Craig also played in NFL Europe with the Scottish Claymores, where he set a professional American football-record by passing for 611 yards in a game between the Claymores and the Frankfurt Galaxy on May 22, 1999. His jersey from the game hangs in the Pro Football Hall of Fame.

Craig's professional playing career ended after spending the 2002 season with the Indiana Firebirds of the Arena Football League.

==Coaching career==

===Blount High School===
Craig entered the coaching ranks with a season as an assistant at his alma mater Blount High School.

===LSU===
Craig then spent a season as a graduate assistant at Louisiana State University (LSU) with his previous quarterbacks coach at Auburn, Jimbo Fisher, in 2004.

===Miami Dolphins===
In 2005, he followed LSU head coach Nick Saban to the Miami Dolphins as a special teams assistant coach.

===Tuskegee===
In 2006, Craig left to become the quarterbacks coach for the Division II Tuskegee University's Golden Tigers.
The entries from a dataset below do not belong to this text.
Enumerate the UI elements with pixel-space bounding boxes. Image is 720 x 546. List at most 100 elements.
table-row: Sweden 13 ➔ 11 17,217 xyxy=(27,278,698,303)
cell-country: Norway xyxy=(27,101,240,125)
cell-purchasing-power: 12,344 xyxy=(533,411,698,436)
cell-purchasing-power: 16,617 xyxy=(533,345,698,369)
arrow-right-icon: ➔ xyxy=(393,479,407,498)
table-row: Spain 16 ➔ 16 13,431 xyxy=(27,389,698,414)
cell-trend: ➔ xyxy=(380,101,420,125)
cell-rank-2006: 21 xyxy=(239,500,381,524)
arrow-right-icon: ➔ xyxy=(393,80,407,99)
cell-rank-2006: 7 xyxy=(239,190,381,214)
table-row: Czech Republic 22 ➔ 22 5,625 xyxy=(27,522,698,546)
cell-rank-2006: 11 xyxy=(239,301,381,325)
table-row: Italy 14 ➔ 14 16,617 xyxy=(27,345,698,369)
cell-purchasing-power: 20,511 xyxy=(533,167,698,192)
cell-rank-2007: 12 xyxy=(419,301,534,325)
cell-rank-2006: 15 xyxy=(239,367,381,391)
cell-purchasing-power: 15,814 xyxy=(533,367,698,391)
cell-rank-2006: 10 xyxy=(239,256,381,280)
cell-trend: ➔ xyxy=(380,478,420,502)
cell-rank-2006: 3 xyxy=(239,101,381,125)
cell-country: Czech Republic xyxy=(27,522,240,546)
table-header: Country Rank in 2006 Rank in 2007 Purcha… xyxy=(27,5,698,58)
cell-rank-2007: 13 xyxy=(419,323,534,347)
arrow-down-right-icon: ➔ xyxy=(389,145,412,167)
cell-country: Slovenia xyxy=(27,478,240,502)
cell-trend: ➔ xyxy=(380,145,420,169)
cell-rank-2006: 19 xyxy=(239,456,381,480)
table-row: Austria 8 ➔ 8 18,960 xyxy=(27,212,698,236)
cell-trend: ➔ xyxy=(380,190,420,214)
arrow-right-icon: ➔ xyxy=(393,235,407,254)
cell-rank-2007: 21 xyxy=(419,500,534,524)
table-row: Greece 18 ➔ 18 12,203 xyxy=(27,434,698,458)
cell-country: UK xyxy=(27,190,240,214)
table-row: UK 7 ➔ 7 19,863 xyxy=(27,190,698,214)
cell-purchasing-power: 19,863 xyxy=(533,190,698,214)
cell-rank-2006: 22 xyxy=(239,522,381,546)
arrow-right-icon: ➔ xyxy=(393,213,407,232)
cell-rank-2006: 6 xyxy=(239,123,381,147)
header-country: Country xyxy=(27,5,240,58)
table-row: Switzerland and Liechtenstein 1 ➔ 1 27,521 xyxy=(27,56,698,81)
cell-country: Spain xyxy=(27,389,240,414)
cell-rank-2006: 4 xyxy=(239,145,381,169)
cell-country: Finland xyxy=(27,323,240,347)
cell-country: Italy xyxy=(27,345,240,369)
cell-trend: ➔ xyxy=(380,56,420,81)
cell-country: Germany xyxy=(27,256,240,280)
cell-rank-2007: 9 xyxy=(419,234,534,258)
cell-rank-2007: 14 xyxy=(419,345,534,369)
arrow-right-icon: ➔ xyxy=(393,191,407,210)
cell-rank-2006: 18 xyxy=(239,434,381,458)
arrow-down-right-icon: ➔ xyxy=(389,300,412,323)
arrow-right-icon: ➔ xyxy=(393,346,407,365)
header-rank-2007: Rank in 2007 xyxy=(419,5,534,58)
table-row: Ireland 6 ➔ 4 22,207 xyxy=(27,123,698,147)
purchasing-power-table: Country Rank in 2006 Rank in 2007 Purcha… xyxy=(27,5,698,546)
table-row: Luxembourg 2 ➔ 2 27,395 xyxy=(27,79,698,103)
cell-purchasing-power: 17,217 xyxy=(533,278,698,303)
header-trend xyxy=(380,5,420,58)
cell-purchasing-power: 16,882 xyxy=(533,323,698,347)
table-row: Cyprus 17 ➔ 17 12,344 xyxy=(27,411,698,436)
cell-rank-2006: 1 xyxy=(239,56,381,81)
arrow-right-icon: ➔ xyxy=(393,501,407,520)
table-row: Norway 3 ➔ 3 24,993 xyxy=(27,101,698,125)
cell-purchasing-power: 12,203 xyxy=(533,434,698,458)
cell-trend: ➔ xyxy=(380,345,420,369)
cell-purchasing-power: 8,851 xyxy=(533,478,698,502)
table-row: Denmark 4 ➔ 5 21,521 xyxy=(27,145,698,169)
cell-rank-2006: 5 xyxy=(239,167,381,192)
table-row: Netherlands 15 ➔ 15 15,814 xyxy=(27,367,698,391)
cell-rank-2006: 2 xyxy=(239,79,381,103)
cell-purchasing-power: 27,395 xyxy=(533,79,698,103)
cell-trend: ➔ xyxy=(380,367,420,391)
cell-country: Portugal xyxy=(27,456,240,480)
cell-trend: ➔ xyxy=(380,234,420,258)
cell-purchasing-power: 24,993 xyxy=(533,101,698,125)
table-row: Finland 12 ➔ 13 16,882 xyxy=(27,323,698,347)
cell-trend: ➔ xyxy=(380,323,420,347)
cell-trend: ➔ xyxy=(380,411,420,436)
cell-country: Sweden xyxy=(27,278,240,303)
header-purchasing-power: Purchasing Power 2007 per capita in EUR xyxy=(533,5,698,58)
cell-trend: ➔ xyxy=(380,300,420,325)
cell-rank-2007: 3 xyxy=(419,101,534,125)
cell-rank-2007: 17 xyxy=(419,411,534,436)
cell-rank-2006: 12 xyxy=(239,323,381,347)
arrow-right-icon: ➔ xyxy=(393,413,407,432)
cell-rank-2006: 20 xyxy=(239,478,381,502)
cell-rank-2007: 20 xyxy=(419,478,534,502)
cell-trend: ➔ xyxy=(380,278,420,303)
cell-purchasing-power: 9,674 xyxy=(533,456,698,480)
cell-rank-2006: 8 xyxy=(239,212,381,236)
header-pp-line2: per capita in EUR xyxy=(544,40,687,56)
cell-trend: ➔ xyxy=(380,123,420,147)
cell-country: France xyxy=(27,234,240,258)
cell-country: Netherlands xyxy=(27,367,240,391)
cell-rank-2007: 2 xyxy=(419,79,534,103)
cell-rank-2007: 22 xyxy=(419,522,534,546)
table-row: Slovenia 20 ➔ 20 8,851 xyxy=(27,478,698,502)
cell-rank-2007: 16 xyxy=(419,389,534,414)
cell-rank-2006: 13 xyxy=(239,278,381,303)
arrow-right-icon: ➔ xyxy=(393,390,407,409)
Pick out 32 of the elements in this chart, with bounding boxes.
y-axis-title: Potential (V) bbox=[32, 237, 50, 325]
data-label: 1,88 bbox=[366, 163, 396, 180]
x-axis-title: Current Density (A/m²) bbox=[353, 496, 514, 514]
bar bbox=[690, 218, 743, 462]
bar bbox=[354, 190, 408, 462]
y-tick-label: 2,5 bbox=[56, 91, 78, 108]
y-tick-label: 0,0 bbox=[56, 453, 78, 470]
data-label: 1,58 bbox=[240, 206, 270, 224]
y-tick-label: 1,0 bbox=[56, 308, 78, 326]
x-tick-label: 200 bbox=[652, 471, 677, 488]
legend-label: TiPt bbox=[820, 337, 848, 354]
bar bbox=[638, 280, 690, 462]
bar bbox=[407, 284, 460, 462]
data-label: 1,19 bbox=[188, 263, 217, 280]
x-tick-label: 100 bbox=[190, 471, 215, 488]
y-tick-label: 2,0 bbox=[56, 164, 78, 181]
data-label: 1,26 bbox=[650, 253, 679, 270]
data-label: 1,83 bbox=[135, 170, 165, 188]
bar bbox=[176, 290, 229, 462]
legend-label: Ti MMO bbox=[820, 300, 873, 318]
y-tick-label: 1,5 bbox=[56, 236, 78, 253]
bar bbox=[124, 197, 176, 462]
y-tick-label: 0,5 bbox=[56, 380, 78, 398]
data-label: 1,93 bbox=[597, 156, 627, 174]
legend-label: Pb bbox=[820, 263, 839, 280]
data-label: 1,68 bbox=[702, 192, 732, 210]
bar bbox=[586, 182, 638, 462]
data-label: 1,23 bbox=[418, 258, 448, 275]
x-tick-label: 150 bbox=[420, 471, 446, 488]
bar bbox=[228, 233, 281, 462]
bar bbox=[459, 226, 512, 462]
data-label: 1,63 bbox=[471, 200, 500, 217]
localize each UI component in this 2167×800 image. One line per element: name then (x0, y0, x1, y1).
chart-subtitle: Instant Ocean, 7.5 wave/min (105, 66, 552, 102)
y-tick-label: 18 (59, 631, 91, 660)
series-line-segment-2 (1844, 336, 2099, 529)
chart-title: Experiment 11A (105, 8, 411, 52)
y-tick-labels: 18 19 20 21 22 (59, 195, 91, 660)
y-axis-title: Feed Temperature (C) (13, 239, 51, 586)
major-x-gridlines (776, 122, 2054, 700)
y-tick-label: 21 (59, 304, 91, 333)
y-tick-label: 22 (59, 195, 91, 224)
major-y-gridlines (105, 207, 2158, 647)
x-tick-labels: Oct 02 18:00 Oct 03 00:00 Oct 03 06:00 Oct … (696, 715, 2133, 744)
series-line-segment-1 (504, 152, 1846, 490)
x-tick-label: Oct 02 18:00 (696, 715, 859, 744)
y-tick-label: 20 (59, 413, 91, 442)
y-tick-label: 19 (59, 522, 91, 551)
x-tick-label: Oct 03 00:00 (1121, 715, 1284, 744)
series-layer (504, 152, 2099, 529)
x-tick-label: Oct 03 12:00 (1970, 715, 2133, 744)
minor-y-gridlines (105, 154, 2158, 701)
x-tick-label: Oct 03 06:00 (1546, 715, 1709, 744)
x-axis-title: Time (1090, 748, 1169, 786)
Tuskegee won two Southern Intercollegiate Athletic Conference in Craig's two seasons on staff. They also won the black college football national championship in 2007.

===South Alabama===
Craig became the wide receivers coach at the University of South Alabama in 2008.

===Florida State===
Craig became the quarterbacks coach at Florida State University (FSU) in December 2009, again reuniting with Fisher, who had been designated as the head coach starting in January 2010. Craig was also recruiting coordinator, and was responsible for recruiting future Heisman Trophy winning quarterback Jameis Winston. FSU secured multiple highly ranked recruiting classes during his time there, and he was named 2012 Atlantic Coast Conference (ACC) Recruiter of the Year by both Rivals.com and Scout.com.

===Auburn===
Craig became the co-offensive coordinator and wide receivers coach at his alma mater after being hired by Auburn University head coach Gus Malzahn in January 2013.

===LSU===
In February 2016, Craig left Auburn to become the wide receiver's coach for LSU under Les Miles. After Miles was fired during the 2016 season, Craig was fired in February 2017.

===Florida State===
In the spring of 2017, Craig returned to Florida State to again work for Jimbo Fisher, where he accepted the position of Quality Control of Offense.

===Texas A&M===
In January 2018, Craig followed Fisher to Texas A&M University to become the wide receivers coach for the Aggies. Craig was not retained under new Texas A&M coach Mike Elko after the 2023 season.

===Georgia State===
On March 1, 2024, it was announced that Craig had been hired as an offensive assistant under new head coach and former teammate Dell McGee.